"Die Entwicklung bei den Boni bereitet mir grosse Sorgen. Da haben einige Konzerne Fehler gemacht", sagte Dörig in einem Interview mit der NZZ vom Freitag.

"Für global tätige Investoren mag es kein Problem sein, wenn Manager 20 Millionen Franken und mehr erhalten. Aber die Schweizer Bevölkerung hat zu Recht Mühe, wenn ein Job mit mehr als 10 Millionen Franken entschädigt wird. Ich übrigens auch", sagte Dörig. Der gesellschaftliche Zusammenhalt werde mit solchen Übertreibungen aufs Spiel gesetzt.

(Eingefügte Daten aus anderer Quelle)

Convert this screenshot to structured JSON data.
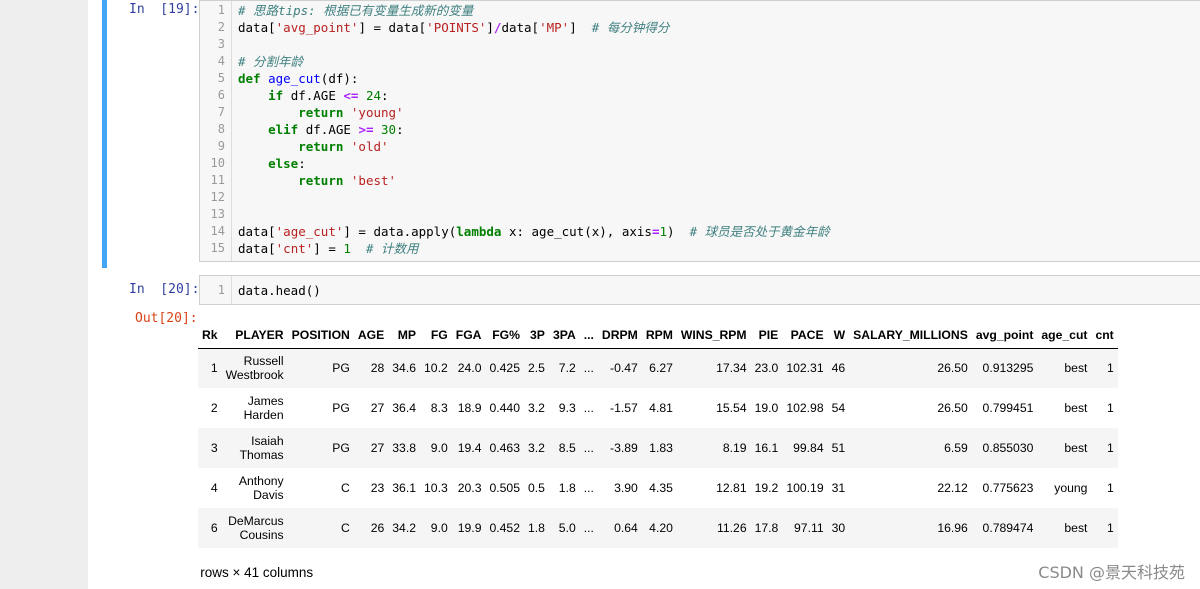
{
  "cell19": {
    "prompt": "In  [19]:",
    "lines": [
      {
        "num": "1",
        "tokens": [
          {
            "t": "# 思路tips: 根据已有变量生成新的变量",
            "c": "comment"
          }
        ]
      },
      {
        "num": "2",
        "tokens": [
          {
            "t": "data[",
            "c": "plain"
          },
          {
            "t": "'avg_point'",
            "c": "string"
          },
          {
            "t": "] = data[",
            "c": "plain"
          },
          {
            "t": "'POINTS'",
            "c": "string"
          },
          {
            "t": "]",
            "c": "plain"
          },
          {
            "t": "/",
            "c": "op"
          },
          {
            "t": "data[",
            "c": "plain"
          },
          {
            "t": "'MP'",
            "c": "string"
          },
          {
            "t": "]  ",
            "c": "plain"
          },
          {
            "t": "# 每分钟得分",
            "c": "comment"
          }
        ]
      },
      {
        "num": "3",
        "tokens": []
      },
      {
        "num": "4",
        "tokens": [
          {
            "t": "# 分割年龄",
            "c": "comment"
          }
        ]
      },
      {
        "num": "5",
        "tokens": [
          {
            "t": "def",
            "c": "keyword"
          },
          {
            "t": " ",
            "c": "plain"
          },
          {
            "t": "age_cut",
            "c": "func"
          },
          {
            "t": "(df):",
            "c": "plain"
          }
        ]
      },
      {
        "num": "6",
        "tokens": [
          {
            "t": "    ",
            "c": "plain"
          },
          {
            "t": "if",
            "c": "keyword"
          },
          {
            "t": " df.AGE ",
            "c": "plain"
          },
          {
            "t": "<=",
            "c": "op"
          },
          {
            "t": " ",
            "c": "plain"
          },
          {
            "t": "24",
            "c": "number"
          },
          {
            "t": ":",
            "c": "plain"
          }
        ]
      },
      {
        "num": "7",
        "tokens": [
          {
            "t": "        ",
            "c": "plain"
          },
          {
            "t": "return",
            "c": "keyword"
          },
          {
            "t": " ",
            "c": "plain"
          },
          {
            "t": "'young'",
            "c": "string"
          }
        ]
      },
      {
        "num": "8",
        "tokens": [
          {
            "t": "    ",
            "c": "plain"
          },
          {
            "t": "elif",
            "c": "keyword"
          },
          {
            "t": " df.AGE ",
            "c": "plain"
          },
          {
            "t": ">=",
            "c": "op"
          },
          {
            "t": " ",
            "c": "plain"
          },
          {
            "t": "30",
            "c": "number"
          },
          {
            "t": ":",
            "c": "plain"
          }
        ]
      },
      {
        "num": "9",
        "tokens": [
          {
            "t": "        ",
            "c": "plain"
          },
          {
            "t": "return",
            "c": "keyword"
          },
          {
            "t": " ",
            "c": "plain"
          },
          {
            "t": "'old'",
            "c": "string"
          }
        ]
      },
      {
        "num": "10",
        "tokens": [
          {
            "t": "    ",
            "c": "plain"
          },
          {
            "t": "else",
            "c": "keyword"
          },
          {
            "t": ":",
            "c": "plain"
          }
        ]
      },
      {
        "num": "11",
        "tokens": [
          {
            "t": "        ",
            "c": "plain"
          },
          {
            "t": "return",
            "c": "keyword"
          },
          {
            "t": " ",
            "c": "plain"
          },
          {
            "t": "'best'",
            "c": "string"
          }
        ]
      },
      {
        "num": "12",
        "tokens": []
      },
      {
        "num": "13",
        "tokens": []
      },
      {
        "num": "14",
        "tokens": [
          {
            "t": "data[",
            "c": "plain"
          },
          {
            "t": "'age_cut'",
            "c": "string"
          },
          {
            "t": "] = data.apply(",
            "c": "plain"
          },
          {
            "t": "lambda",
            "c": "keyword"
          },
          {
            "t": " x: age_cut(x), axis",
            "c": "plain"
          },
          {
            "t": "=",
            "c": "op"
          },
          {
            "t": "1",
            "c": "number"
          },
          {
            "t": ")  ",
            "c": "plain"
          },
          {
            "t": "# 球员是否处于黄金年龄",
            "c": "comment"
          }
        ]
      },
      {
        "num": "15",
        "tokens": [
          {
            "t": "data[",
            "c": "plain"
          },
          {
            "t": "'cnt'",
            "c": "string"
          },
          {
            "t": "] = ",
            "c": "plain"
          },
          {
            "t": "1",
            "c": "number"
          },
          {
            "t": "  ",
            "c": "plain"
          },
          {
            "t": "# 计数用",
            "c": "comment"
          }
        ]
      }
    ]
  },
  "cell20": {
    "in_prompt": "In  [20]:",
    "out_prompt": "Out[20]:",
    "lines": [
      {
        "num": "1",
        "tokens": [
          {
            "t": "data.head()",
            "c": "plain"
          }
        ]
      }
    ]
  },
  "dataframe": {
    "columns": [
      "Rk",
      "PLAYER",
      "POSITION",
      "AGE",
      "MP",
      "FG",
      "FGA",
      "FG%",
      "3P",
      "3PA",
      "...",
      "DRPM",
      "RPM",
      "WINS_RPM",
      "PIE",
      "PACE",
      "W",
      "SALARY_MILLIONS",
      "avg_point",
      "age_cut",
      "cnt"
    ],
    "rows": [
      [
        "1",
        "Russell Westbrook",
        "PG",
        "28",
        "34.6",
        "10.2",
        "24.0",
        "0.425",
        "2.5",
        "7.2",
        "...",
        "-0.47",
        "6.27",
        "17.34",
        "23.0",
        "102.31",
        "46",
        "26.50",
        "0.913295",
        "best",
        "1"
      ],
      [
        "2",
        "James Harden",
        "PG",
        "27",
        "36.4",
        "8.3",
        "18.9",
        "0.440",
        "3.2",
        "9.3",
        "...",
        "-1.57",
        "4.81",
        "15.54",
        "19.0",
        "102.98",
        "54",
        "26.50",
        "0.799451",
        "best",
        "1"
      ],
      [
        "3",
        "Isaiah Thomas",
        "PG",
        "27",
        "33.8",
        "9.0",
        "19.4",
        "0.463",
        "3.2",
        "8.5",
        "...",
        "-3.89",
        "1.83",
        "8.19",
        "16.1",
        "99.84",
        "51",
        "6.59",
        "0.855030",
        "best",
        "1"
      ],
      [
        "4",
        "Anthony Davis",
        "C",
        "23",
        "36.1",
        "10.3",
        "20.3",
        "0.505",
        "0.5",
        "1.8",
        "...",
        "3.90",
        "4.35",
        "12.81",
        "19.2",
        "100.19",
        "31",
        "22.12",
        "0.775623",
        "young",
        "1"
      ],
      [
        "6",
        "DeMarcus Cousins",
        "C",
        "26",
        "34.2",
        "9.0",
        "19.9",
        "0.452",
        "1.8",
        "5.0",
        "...",
        "0.64",
        "4.20",
        "11.26",
        "17.8",
        "97.11",
        "30",
        "16.96",
        "0.789474",
        "best",
        "1"
      ]
    ],
    "footer": "5 rows × 41 columns"
  },
  "watermark": "CSDN @景天科技苑",
  "colors": {
    "selected_cell_bar": "#42a5f5",
    "in_prompt": "#303f9f",
    "out_prompt": "#d84315",
    "comment": "#408080",
    "string": "#ba2121",
    "keyword": "#008000"
  }
}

"Sorgen bereitet mir auch die expansive Geldpolitik der Notenbanken. Es läuft etwas falsch, wenn Schuldenmachen belohnt und Sparen bestraft wird", sagte Dörig. Bei den Firmen führe diese Entwicklung dazu, dass notwendige strukturelle Anpassungen aufgeschoben würden.

"Das ist eine Zeitbombe: Wenn die Tiefzinsphase mit all ihren Nebenwirkungen anhält, gepaart mit geopolitischen Spannungen, der Angst um Arbeitsplätze, Digitalisierung, der demografischen Entwicklung und der Einwanderungsproblematik, kann das zu sozialen Unruhen führen", sagte Dörig. Der Staat löse die Probleme mit Schuldenmachen, noch mehr Regulierung sowie Zentralisierung und giesse damit seinerseits Öl ins Feuer. "Das ist sozialpolitischer Sprengstoff."

Kein Rücktritt bei Swiss Life

Nachdem Dörig seinen Abgang als Verwaltungsratspräsident von Adecco bereits im Februar 2019 angekündigt hat, will er bei der Swiss Life das Amt noch behalten. "Solange ich Freude an meiner Aufgabe habe und von den Aktionären wiedergewählt werde, bleibe ich gerne. Zudem stehen in den nächsten Jahren ganz wichtige Themen an, vor allem die Sicherung unserer Altersvorsorge", sagte Dörig.

Zudem kritisierte Dörig die EU-Politik: Die Bilateralen seien wichtig für die Schweiz. Die Schweiz brauche Fachkräfte in vielen Bereichen aus der ganzen Welt. Drittstaatenkontingente sollten aufgehoben werden.

"Es ist aber auch legitim, dass ein unabhängiges Land seine Rahmenbedingungen selbst bestimmt. Wir brauchen deshalb eine gelenkte Personenfreizügigkeit. Wollen wir doch alle wirtschaftliche Stabilität, eine lebenswerte Umwelt und eine sichere Gesellschaft. Deshalb müssen wir über die Frage diskutieren, ob die Schweiz wirtschaftlich und gesellschaftlich erfolgreich bleiben kann, wenn wir einen gleich hohen Zuwachs an Einwohnern haben wie in den letzten 15 Jahren", sagte Dörig.

Dörig gegen Rahmenabkommen

Ein Nein zur Begrenzungsinitiative und ein Ja zu den Bilateralen dürften auf keinen Fall als Vorwand missbraucht werden, um danach sogleich den vorliegenden Entwurf für einen Rahmenvertrag zu unterschreiben. "Natürlich brauchen wir eine Lösung mit der EU. Aber es gibt keine Veranlassung, sich von der EU unter Druck setzen zu lassen. Aus meiner Sicht ist der vorliegende Entwurf nicht mehrheitsfähig", sagte Dörig.

Notwendig sei ein Wirtschaftsabkommen und kein Integrationsabkommen. Es bestehe noch in vielen Punkten ein erheblicher Klärungs- und Änderungsbedarf.